On September 12, 2012, the U.S. Court of Appeals for the Sixth Circuit, which has appellate jurisdiction over Kentucky, Michigan, Ohio and Tennessee, upheld a lower court’s decision that certain severance payments are not subject to the Federal Insurance Contribution Act (FICA) tax. 

The Sixth Circuit in United States v. Quality Stores, Inc. held that severance payments paid to terminated employees would be exempt from FICA taxes if all of the following conditions are true:

  • The severance payments were made pursuant to an employer’s plan;
  • The severance payments were made because of an employee’s involuntary separation from employment, whether temporary or permanent;
  • The employee’s involuntary separation from employment resulting from a reduction in force, the discontinuance of a plant or operation, or other similar conditions; and
  • The severance payments were included in the employee’s gross income.

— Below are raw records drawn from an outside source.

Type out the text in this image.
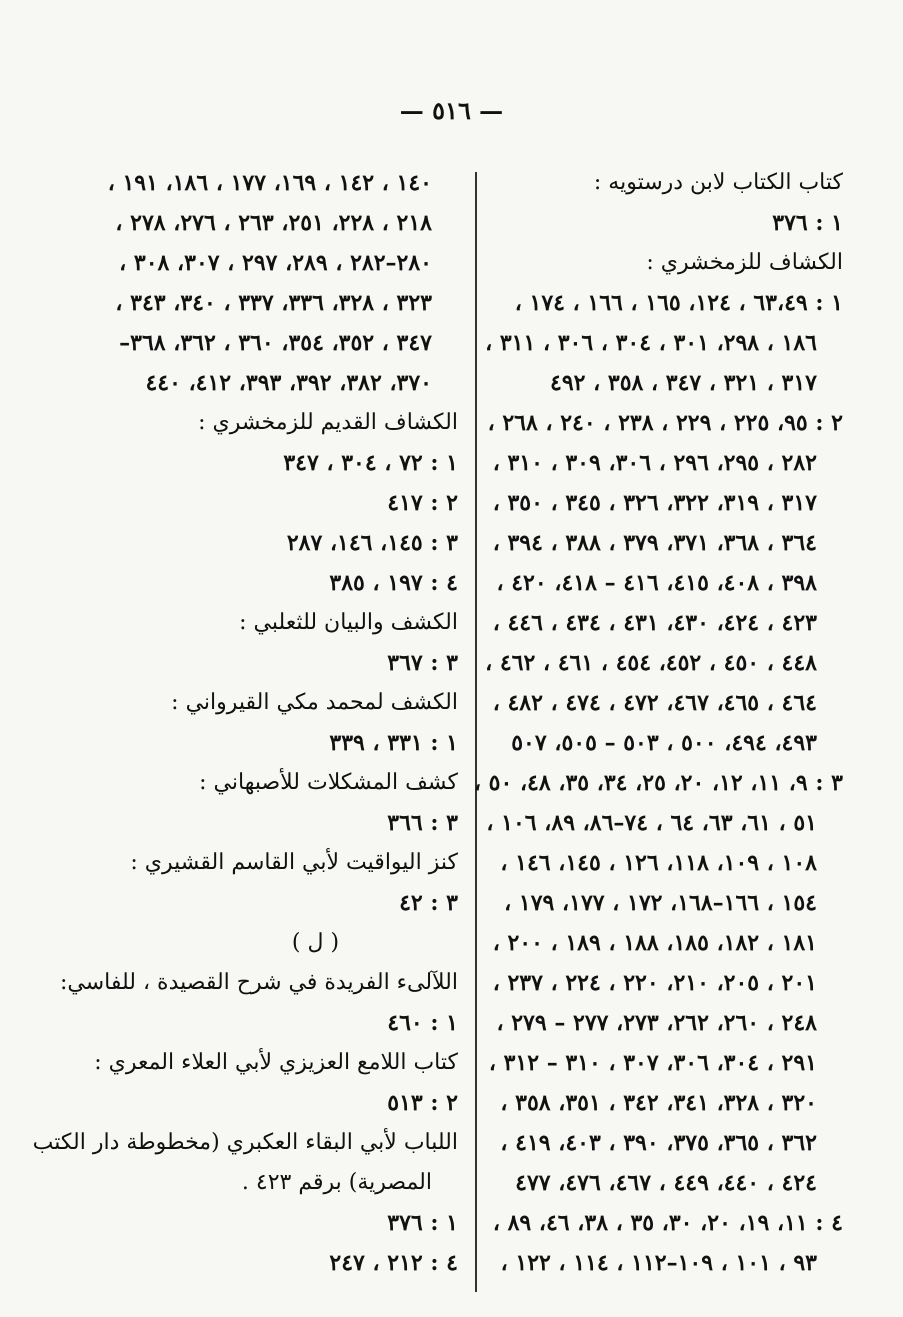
— ٥١٦ —
كتاب الكتاب لابن درستويه :
١ : ٣٧٦
الكشاف للزمخشري :
١ : ٦٣،٤٩ ، ١٢٤، ١٦٥ ، ١٦٦ ، ١٧٤ ،
١٨٦ ، ٢٩٨، ٣٠١ ، ٣٠٤ ، ٣٠٦ ، ٣١١ ،
٣١٧ ، ٣٢١ ، ٣٤٧ ، ٣٥٨ ، ٤٩٢
٢ : ٩٥، ٢٢٥ ، ٢٢٩ ، ٢٣٨ ، ٢٤٠ ، ٢٦٨ ،
٢٨٢ ، ٢٩٥، ٢٩٦ ، ٣٠٦، ٣٠٩ ، ٣١٠ ،
٣١٧ ، ٣١٩، ٣٢٢، ٣٢٦ ، ٣٤٥ ، ٣٥٠ ،
٣٦٤ ، ٣٦٨، ٣٧١، ٣٧٩ ، ٣٨٨ ، ٣٩٤ ،
٣٩٨ ، ٤٠٨، ٤١٥، ٤١٦ – ٤١٨، ٤٢٠ ،
٤٢٣ ، ٤٢٤، ٤٣٠، ٤٣١ ، ٤٣٤ ، ٤٤٦ ،
٤٤٨ ، ٤٥٠ ، ٤٥٢، ٤٥٤ ، ٤٦١ ، ٤٦٢ ،
٤٦٤ ، ٤٦٥، ٤٦٧، ٤٧٢ ، ٤٧٤ ، ٤٨٢ ،
٤٩٣، ٤٩٤، ٥٠٠ ، ٥٠٣ – ٥٠٥، ٥٠٧
٣ : ٩، ١١، ١٢، ٢٠، ٢٥، ٣٤، ٣٥، ٤٨، ٥٠ ،
٥١ ، ٦١، ٦٣، ٦٤ ، ٧٤–٨٦، ٨٩، ١٠٦ ،
١٠٨ ، ١٠٩، ١١٨، ١٢٦ ، ١٤٥، ١٤٦ ،
١٥٤ ، ١٦٦–١٦٨، ١٧٢ ، ١٧٧، ١٧٩ ،
١٨١ ، ١٨٢، ١٨٥، ١٨٨ ، ١٨٩ ، ٢٠٠ ،
٢٠١ ، ٢٠٥، ٢١٠، ٢٢٠ ، ٢٢٤ ، ٢٣٧ ،
٢٤٨ ، ٢٦٠، ٢٦٢، ٢٧٣، ٢٧٧ – ٢٧٩ ،
٢٩١ ، ٣٠٤، ٣٠٦، ٣٠٧ ، ٣١٠ – ٣١٢ ،
٣٢٠ ، ٣٢٨، ٣٤١، ٣٤٢ ، ٣٥١، ٣٥٨ ،
٣٦٢ ، ٣٦٥، ٣٧٥، ٣٩٠ ، ٤٠٣، ٤١٩ ،
٤٢٤ ، ٤٤٠، ٤٤٩ ، ٤٦٧، ٤٧٦، ٤٧٧
٤ : ١١، ١٩، ٢٠، ٣٠، ٣٥ ، ٣٨، ٤٦، ٨٩ ،
٩٣ ، ١٠١ ، ١٠٩–١١٢ ، ١١٤ ، ١٢٢ ،
١٤٠ ، ١٤٢ ، ١٦٩، ١٧٧ ، ١٨٦، ١٩١ ،
٢١٨ ، ٢٢٨، ٢٥١، ٢٦٣ ، ٢٧٦، ٢٧٨ ،
٢٨٠–٢٨٢ ، ٢٨٩، ٢٩٧ ، ٣٠٧، ٣٠٨ ،
٣٢٣ ، ٣٢٨، ٣٣٦، ٣٣٧ ، ٣٤٠، ٣٤٣ ،
٣٤٧ ، ٣٥٢، ٣٥٤، ٣٦٠ ، ٣٦٢، ٣٦٨–
٣٧٠، ٣٨٢، ٣٩٢، ٣٩٣، ٤١٢، ٤٤٠
الكشاف القديم للزمخشري :
١ : ٧٢ ، ٣٠٤ ، ٣٤٧
٢ : ٤١٧
٣ : ١٤٥، ١٤٦، ٢٨٧
٤ : ١٩٧ ، ٣٨٥
الكشف والبيان للثعلبي :
٣ : ٣٦٧
الكشف لمحمد مكي القيرواني :
١ : ٣٣١ ، ٣٣٩
كشف المشكلات للأصبهاني :
٣ : ٣٦٦
كنز اليواقيت لأبي القاسم القشيري :
٣ : ٤٢
( ل )
اللآلىء الفريدة في شرح القصيدة ، للفاسي:
١ : ٤٦٠
كتاب اللامع العزيزي لأبي العلاء المعري :
٢ : ٥١٣
اللباب لأبي البقاء العكبري (مخطوطة دار الكتب
المصرية) برقم ٤٢٣ .
١ : ٣٧٦
٤ : ٢١٢ ، ٢٤٧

FICA Refund Possibility.  Because of the Sixth Circuit’s decision in Quality Stores, Inc., employers and employees in Kentucky, Michigan, Ohio and Tennessee that paid FICA taxes on severance pay could be eligible for a refund.  However, any refund claims must be made within 3 years from the time the tax return was filed.  FICA taxes are typically reported on a Form 941, and such returns are typically required to be filed by the last day of the month that follows the end of the quarter.

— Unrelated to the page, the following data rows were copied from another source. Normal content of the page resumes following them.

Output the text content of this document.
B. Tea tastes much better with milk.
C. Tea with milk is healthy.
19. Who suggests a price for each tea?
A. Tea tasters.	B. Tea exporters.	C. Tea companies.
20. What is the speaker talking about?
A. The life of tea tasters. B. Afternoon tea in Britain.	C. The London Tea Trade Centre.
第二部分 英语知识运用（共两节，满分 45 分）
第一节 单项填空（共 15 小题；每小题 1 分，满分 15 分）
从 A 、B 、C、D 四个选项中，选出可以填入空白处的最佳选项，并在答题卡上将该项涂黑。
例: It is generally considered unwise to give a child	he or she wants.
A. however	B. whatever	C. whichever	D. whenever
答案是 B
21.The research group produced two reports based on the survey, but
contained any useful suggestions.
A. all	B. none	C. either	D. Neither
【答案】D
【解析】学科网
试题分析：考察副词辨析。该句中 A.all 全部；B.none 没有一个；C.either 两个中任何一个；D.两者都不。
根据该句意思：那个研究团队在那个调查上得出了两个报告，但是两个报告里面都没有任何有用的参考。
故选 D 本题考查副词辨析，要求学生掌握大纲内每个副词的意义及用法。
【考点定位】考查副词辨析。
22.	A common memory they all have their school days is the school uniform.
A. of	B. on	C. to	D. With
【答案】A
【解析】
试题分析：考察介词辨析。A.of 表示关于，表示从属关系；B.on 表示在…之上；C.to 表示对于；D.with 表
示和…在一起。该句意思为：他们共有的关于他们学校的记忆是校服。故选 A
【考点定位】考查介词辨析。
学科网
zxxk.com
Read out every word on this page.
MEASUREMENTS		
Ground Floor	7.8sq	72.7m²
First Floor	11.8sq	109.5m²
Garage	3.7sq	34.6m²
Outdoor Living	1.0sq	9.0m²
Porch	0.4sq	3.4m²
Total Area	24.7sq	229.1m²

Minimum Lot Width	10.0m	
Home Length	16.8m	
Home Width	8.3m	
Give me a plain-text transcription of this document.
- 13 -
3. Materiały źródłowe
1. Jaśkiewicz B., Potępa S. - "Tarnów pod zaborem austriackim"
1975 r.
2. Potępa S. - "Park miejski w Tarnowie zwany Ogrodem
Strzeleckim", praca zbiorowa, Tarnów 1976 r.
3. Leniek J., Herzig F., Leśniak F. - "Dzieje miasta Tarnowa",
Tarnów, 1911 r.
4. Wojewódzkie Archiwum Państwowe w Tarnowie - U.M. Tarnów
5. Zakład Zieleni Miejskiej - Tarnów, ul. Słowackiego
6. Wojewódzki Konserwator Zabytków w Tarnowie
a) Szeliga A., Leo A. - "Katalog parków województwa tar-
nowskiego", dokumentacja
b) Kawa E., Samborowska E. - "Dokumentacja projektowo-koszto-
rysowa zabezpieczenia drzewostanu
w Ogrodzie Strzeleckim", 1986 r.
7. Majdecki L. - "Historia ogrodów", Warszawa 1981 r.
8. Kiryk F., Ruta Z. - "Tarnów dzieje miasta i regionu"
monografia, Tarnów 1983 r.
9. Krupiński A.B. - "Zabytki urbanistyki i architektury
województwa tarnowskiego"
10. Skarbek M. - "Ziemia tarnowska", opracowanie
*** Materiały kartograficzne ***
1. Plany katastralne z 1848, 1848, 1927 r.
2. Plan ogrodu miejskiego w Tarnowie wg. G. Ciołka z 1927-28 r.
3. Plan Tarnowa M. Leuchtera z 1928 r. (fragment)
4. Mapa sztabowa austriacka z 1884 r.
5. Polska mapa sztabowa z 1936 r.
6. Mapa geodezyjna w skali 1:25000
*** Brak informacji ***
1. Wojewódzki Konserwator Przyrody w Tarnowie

Thus, if an employer laid off employees on July 1, 2009 and paid its laid off employees severance, the employer’s Form 941 reporting the severance payments would have been due on October 31, 2009.  The 3-year statute of limitations would require that the claim for a refund be filed prior to October 31, 2012 with respect to the FICA taxes paid during the July-September 2009 quarter.

Therefore, it is imperative for employers and employees in Kentucky, Michigan, Ohio and Tennessee, who received or paid severance payments on or after July 1, 2009, to make refund claims quickly to avoid any such claims being barred by the 3-year statute of limitations.